Coca-Cola Wraps Up Bottling-System Restructuring

Three final projects transfer distribution territories in 15 states

ATLANTA -- Coca-Cola North America has completed the company’s bottling-system refranchising initiative. Over the past decade, the company and its U.S. bottling partners have worked together to execute 60 transitions, which include 350 distribution centers, more than 50 production facilities, more than 55,000 employees and more than 1.3 billion physical cases of volume.

A fully refranchised system in the United States finalizes the installation of The Coca-Cola Co.’s 21st Century Beverage Partnership Model. This transition has built an agile system to deliver value to customers with scale across supply chain, information technology and customer support through independent, local companies that know their communities and customers best, according to the company.

“We are reshaping our business and accelerating our transformation to become a total beverage company,” said J. Alexander “Sandy” Douglas Jr., president of Coca-Cola North America, Atlanta. “Our system is built to respond to consumers’ needs in a fast-moving and highly competitive environment. Returning the local part of our business to where it really belongs and will best perform—in the hands of local companies—is a key enabler of the exciting transformation and growth of our business.”

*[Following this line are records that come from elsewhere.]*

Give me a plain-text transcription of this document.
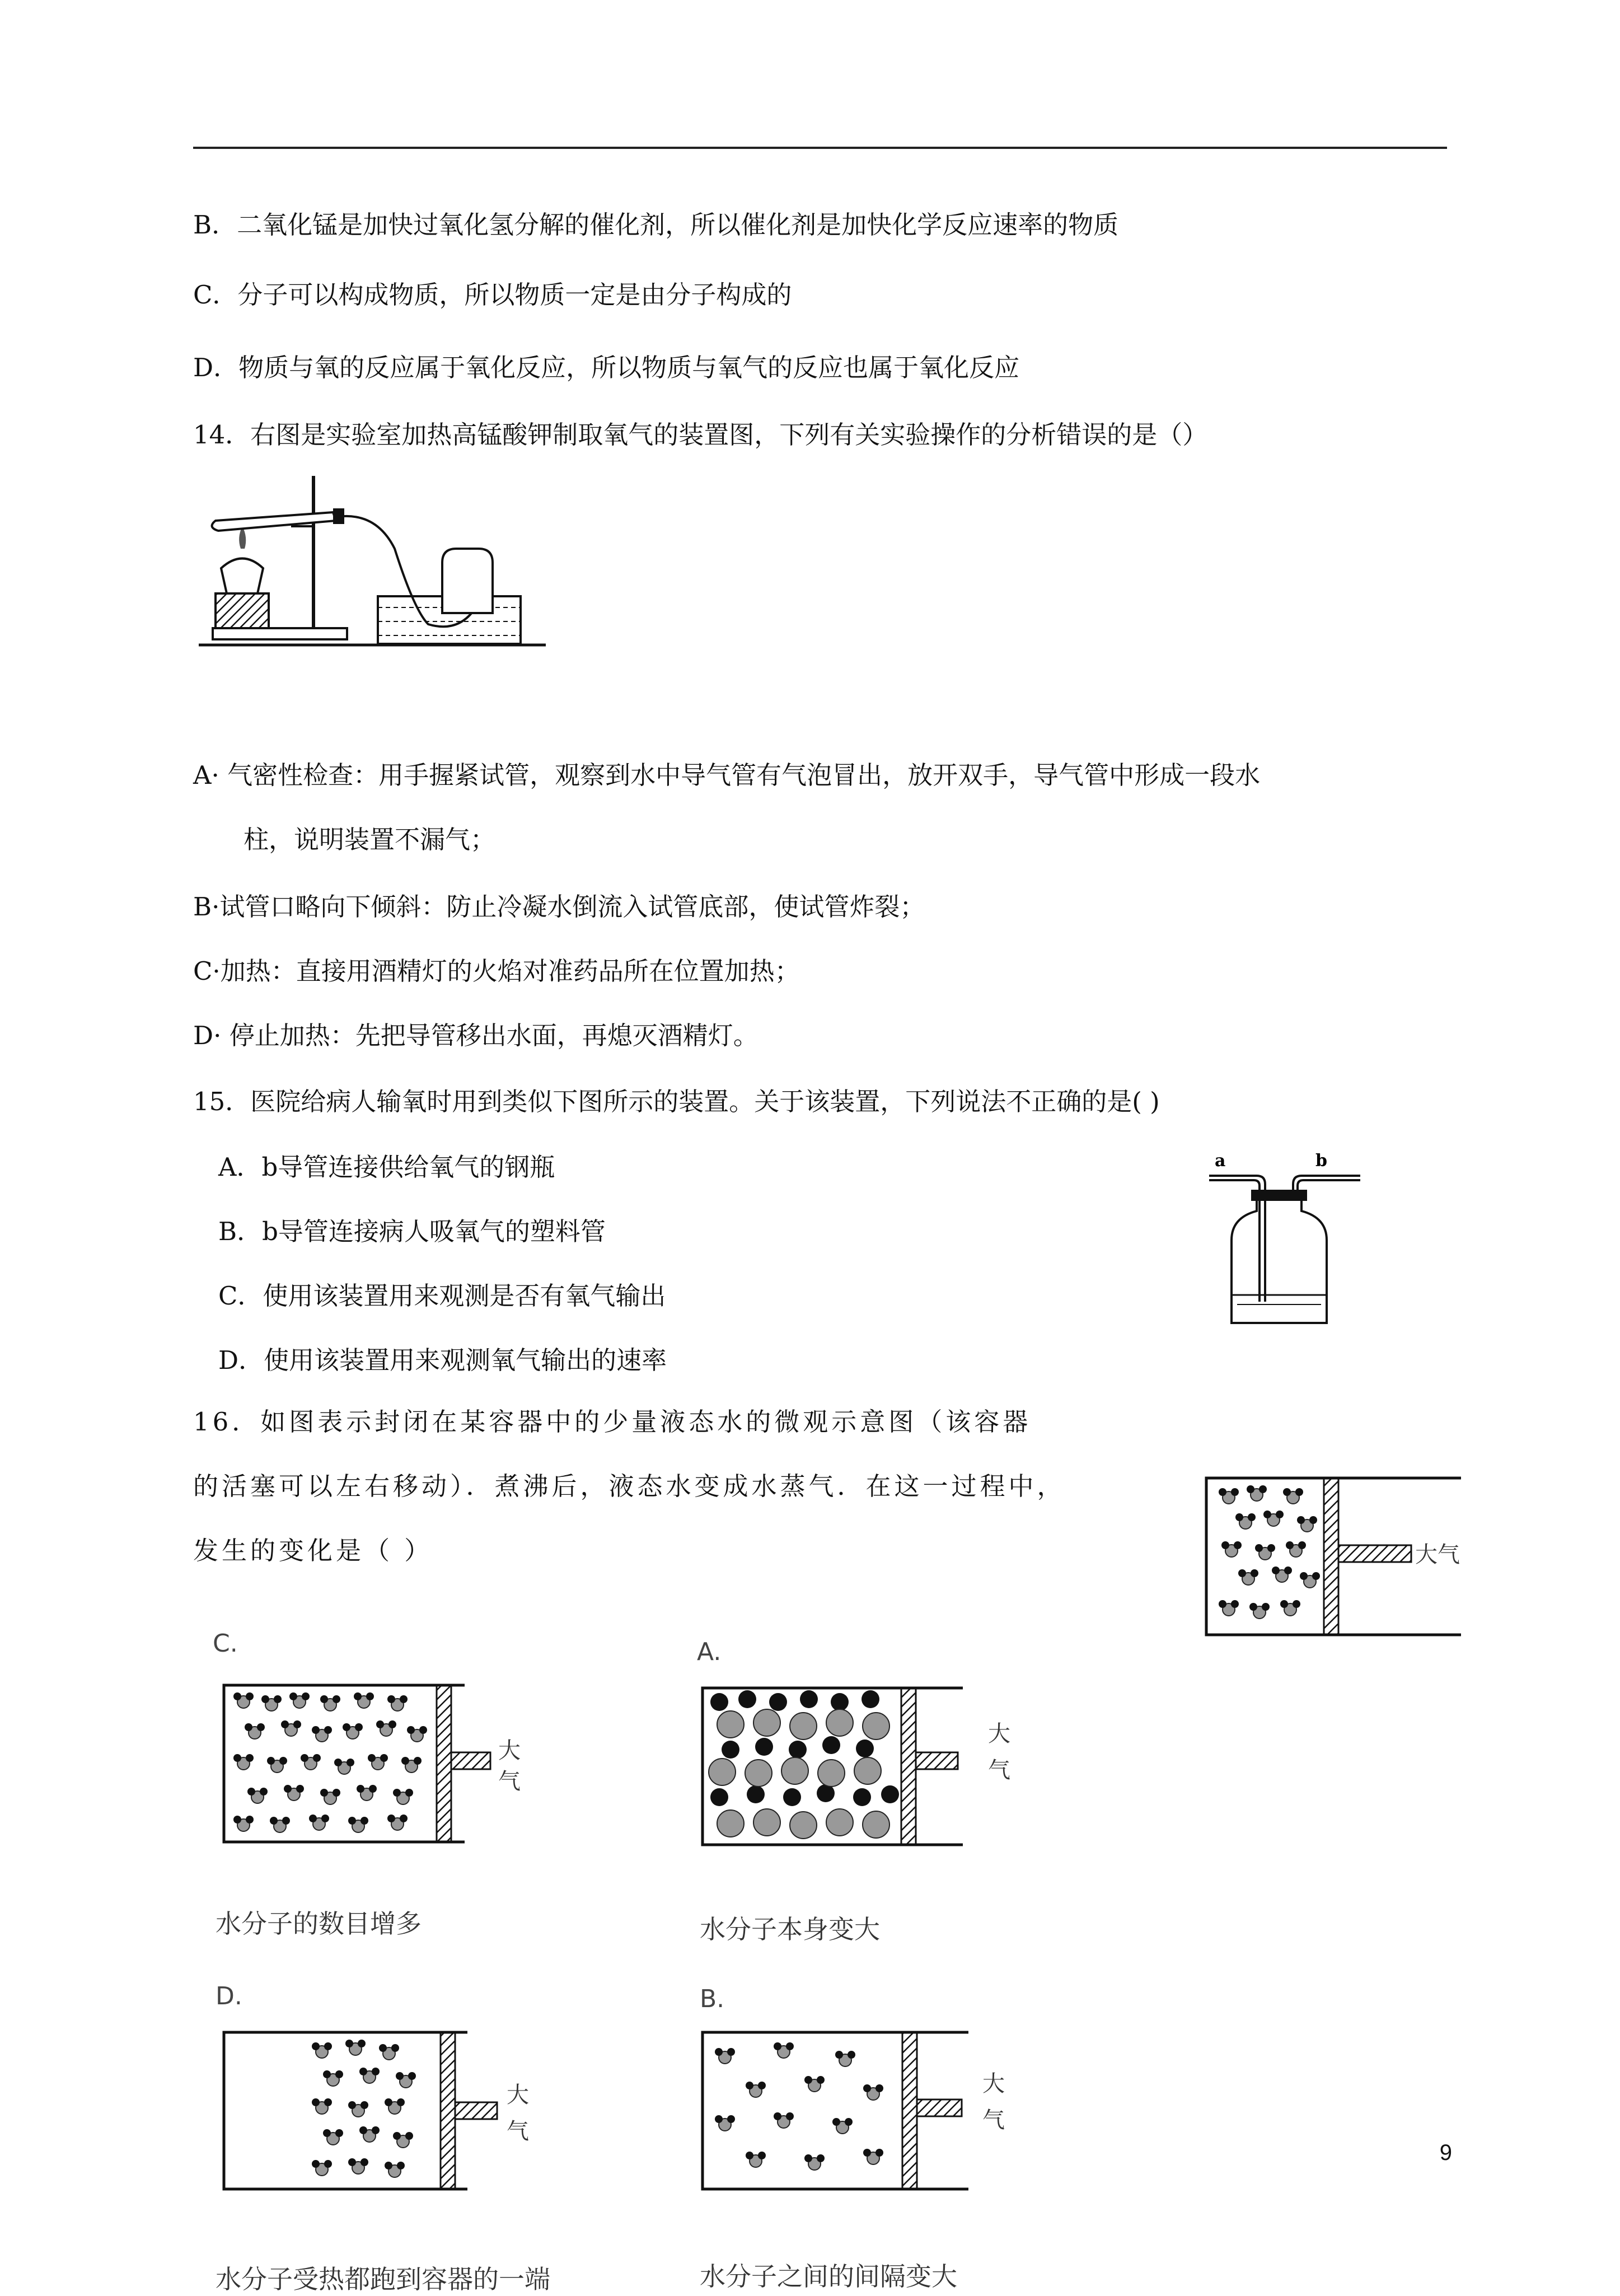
B．二氧化锰是加快过氧化氢分解的催化剂，所以催化剂是加快化学反应速率的物质
C．分子可以构成物质，所以物质一定是由分子构成的
D．物质与氧的反应属于氧化反应，所以物质与氧气的反应也属于氧化反应
14．右图是实验室加热高锰酸钾制取氧气的装置图，下列有关实验操作的分析错误的是（）
A· 气密性检查：用手握紧试管，观察到水中导气管有气泡冒出，放开双手，导气管中形成一段水
柱，说明装置不漏气；
B·试管口略向下倾斜：防止冷凝水倒流入试管底部，使试管炸裂；
C·加热：直接用酒精灯的火焰对准药品所在位置加热；
D· 停止加热：先把导管移出水面，再熄灭酒精灯。
15．医院给病人输氧时用到类似下图所示的装置。关于该装置，下列说法不正确的是( )
A．b导管连接供给氧气的钢瓶
B．b导管连接病人吸氧气的塑料管
C．使用该装置用来观测是否有氧气输出
D．使用该装置用来观测氧气输出的速率
a	b
16．如图表示封闭在某容器中的少量液态水的微观示意图（该容器
的活塞可以左右移动）．煮沸后，液态水变成水蒸气．在这一过程中，
发生的变化是（ ）	大气
C.
大
气
水分子的数目增多
A.
大
气
水分子本身变大
D.
大
气
B.
大
气
9
水分子受热都跑到容器的一端	水分子之间的间隔变大
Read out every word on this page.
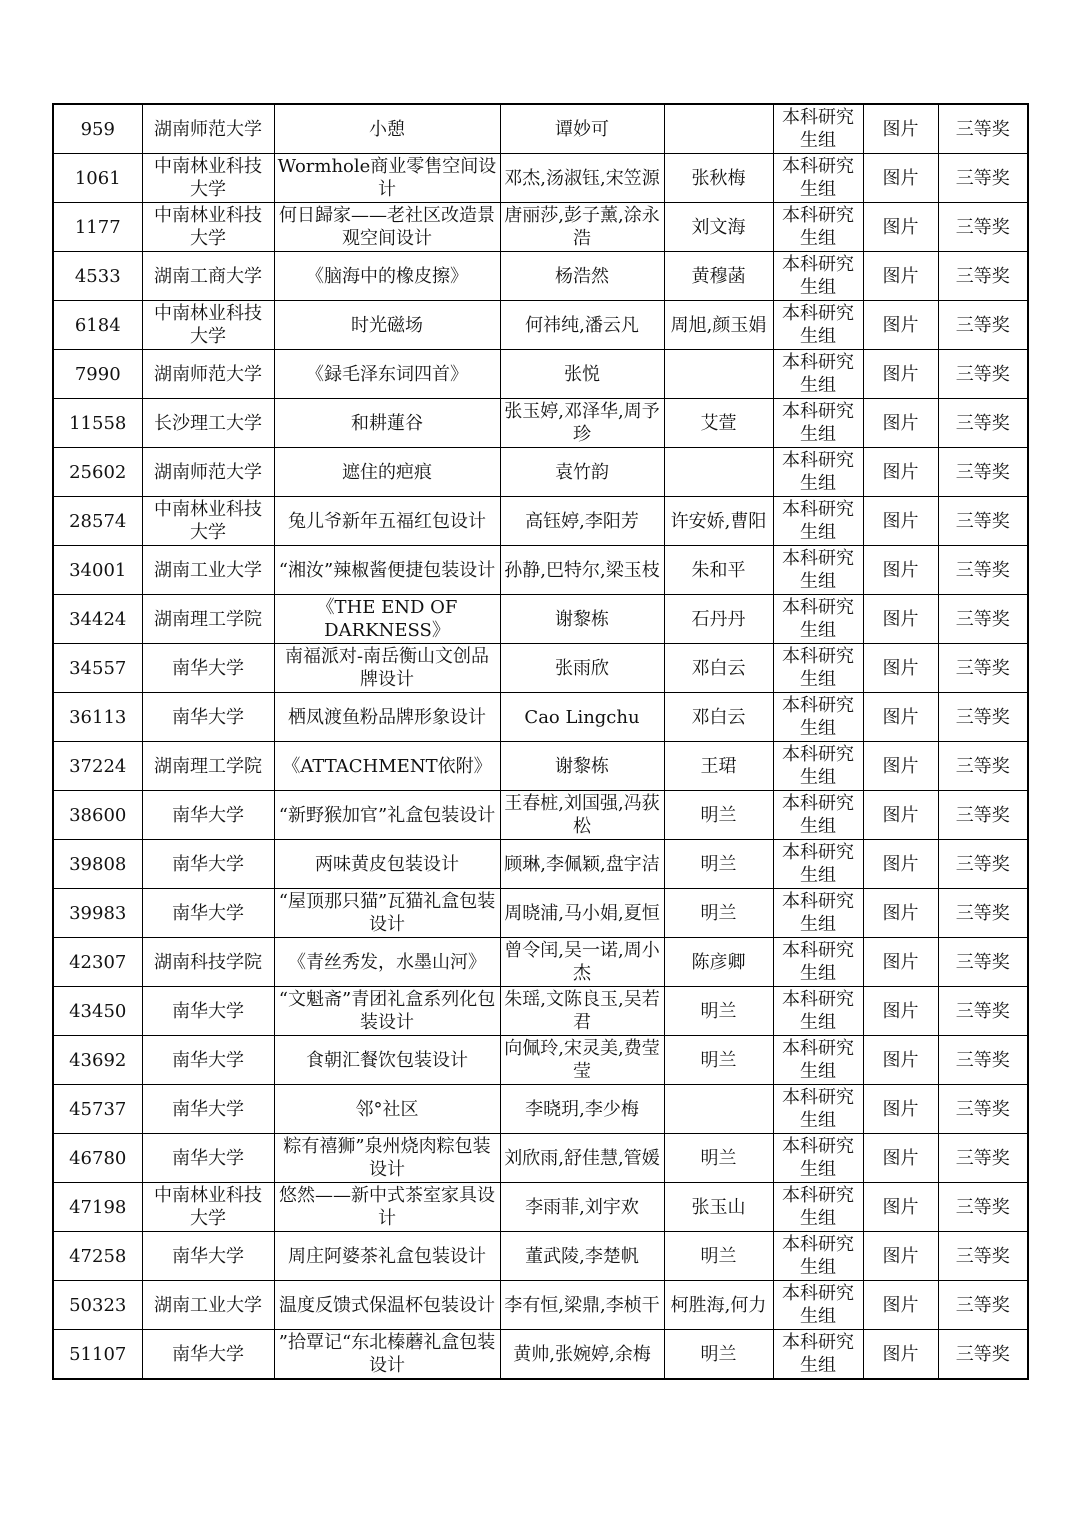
959	湖南师范大学	小憩	谭妙可		本科研究生组	图片	三等奖
1061	中南林业科技大学	Wormhole商业零售空间设计	邓杰,汤淑钰,宋笠源	张秋梅	本科研究生组	图片	三等奖
1177	中南林业科技大学	何日歸家——老社区改造景观空间设计	唐丽莎,彭子薰,涂永浩	刘文海	本科研究生组	图片	三等奖
4533	湖南工商大学	《脑海中的橡皮擦》	杨浩然	黄穆菡	本科研究生组	图片	三等奖
6184	中南林业科技大学	时光磁场	何祎纯,潘云凡	周旭,颜玉娟	本科研究生组	图片	三等奖
7990	湖南师范大学	《録毛泽东词四首》	张悦		本科研究生组	图片	三等奖
11558	长沙理工大学	和耕蓮谷	张玉婷,邓泽华,周予珍	艾萱	本科研究生组	图片	三等奖
25602	湖南师范大学	遮住的疤痕	袁竹韵		本科研究生组	图片	三等奖
28574	中南林业科技大学	兔儿爷新年五福红包设计	高钰婷,李阳芳	许安娇,曹阳	本科研究生组	图片	三等奖
34001	湖南工业大学	“湘汝”辣椒酱便捷包装设计	孙静,巴特尔,梁玉枝	朱和平	本科研究生组	图片	三等奖
34424	湖南理工学院	《THE END OF DARKNESS》	谢黎栋	石丹丹	本科研究生组	图片	三等奖
34557	南华大学	南福派对-南岳衡山文创品牌设计	张雨欣	邓白云	本科研究生组	图片	三等奖
36113	南华大学	栖凤渡鱼粉品牌形象设计	Cao Lingchu	邓白云	本科研究生组	图片	三等奖
37224	湖南理工学院	《ATTACHMENT依附》	谢黎栋	王珺	本科研究生组	图片	三等奖
38600	南华大学	“新野猴加官”礼盒包装设计	王春桩,刘国强,冯荻松	明兰	本科研究生组	图片	三等奖
39808	南华大学	两味黄皮包装设计	顾琳,李佩颖,盘宇洁	明兰	本科研究生组	图片	三等奖
39983	南华大学	“屋顶那只猫”瓦猫礼盒包装设计	周晓浦,马小娟,夏恒	明兰	本科研究生组	图片	三等奖
42307	湖南科技学院	《青丝秀发，水墨山河》	曾令闰,吴一诺,周小杰	陈彦卿	本科研究生组	图片	三等奖
43450	南华大学	“文魁斋”青团礼盒系列化包装设计	朱瑶,文陈良玉,吴若君	明兰	本科研究生组	图片	三等奖
43692	南华大学	食朝汇餐饮包装设计	向佩玲,宋灵美,费莹莹	明兰	本科研究生组	图片	三等奖
45737	南华大学	邻°社区	李晓玥,李少梅		本科研究生组	图片	三等奖
46780	南华大学	粽有禧狮”泉州烧肉粽包装设计	刘欣雨,舒佳慧,管媛	明兰	本科研究生组	图片	三等奖
47198	中南林业科技大学	悠然——新中式茶室家具设计	李雨菲,刘宇欢	张玉山	本科研究生组	图片	三等奖
47258	南华大学	周庄阿婆茶礼盒包装设计	董武陵,李楚帆	明兰	本科研究生组	图片	三等奖
50323	湖南工业大学	温度反馈式保温杯包装设计	李有恒,梁鼎,李桢干	柯胜海,何力	本科研究生组	图片	三等奖
51107	南华大学	”拾覃记“东北榛蘑礼盒包装设计	黄帅,张婉婷,余梅	明兰	本科研究生组	图片	三等奖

The U.S. Coca-Cola system is now made up of a diverse array of independent bottlers, from multinational owners to decades-old, family-held operations. This new system is working to reinvent the future of the business, especially in key areas such as portfolio diversification, packaging innovation, production, procurement, technology and pricing, according to Coca-Cola Co. Most new or expanding bottlers are hiring more people and investing in plants and equipment. The new system also operates on a new IT platform that enhances efforts to digitize the Coca-Cola system and significantly improves the ability to coordinate and manage information across bottling partners at both local and national levels.

Three final major territory closings occurred in late October. They included:

  • Liberty Coca-Cola Beverages, a new bottler, began operations in New York, New Jersey and the metro Philadelphia area. This is the former Tri-State Metro Operating Unit of Coca-Cola Refreshments (CCR).
  • Reyes Coca-Cola Bottling took on new bottling territories in California and Nevada, which were previously operated by CCR. Reyes added to its existing operations in parts of six Midwestern states, including the cities of Chicago, Detroit, Minneapolis and Milwaukee.
  • Swire Coca-Cola USA closed on an additional production facility in Colorado, adding to its existing bottling operations across six Western states.

“Transforming to our new 21st Century Beverage Partnership Model makes our routes to market and our national and local partner touch points stronger than they’ve ever been,” said Todd Beiger, senior vice president of system transformation for Coca-Cola North America.

The Coca-Cola Co. began working with its bottling partners a decade ago on plans to develop a model that evolves the system to serve the changing customer and consumer landscape, with a focus on creating stronger system alignment.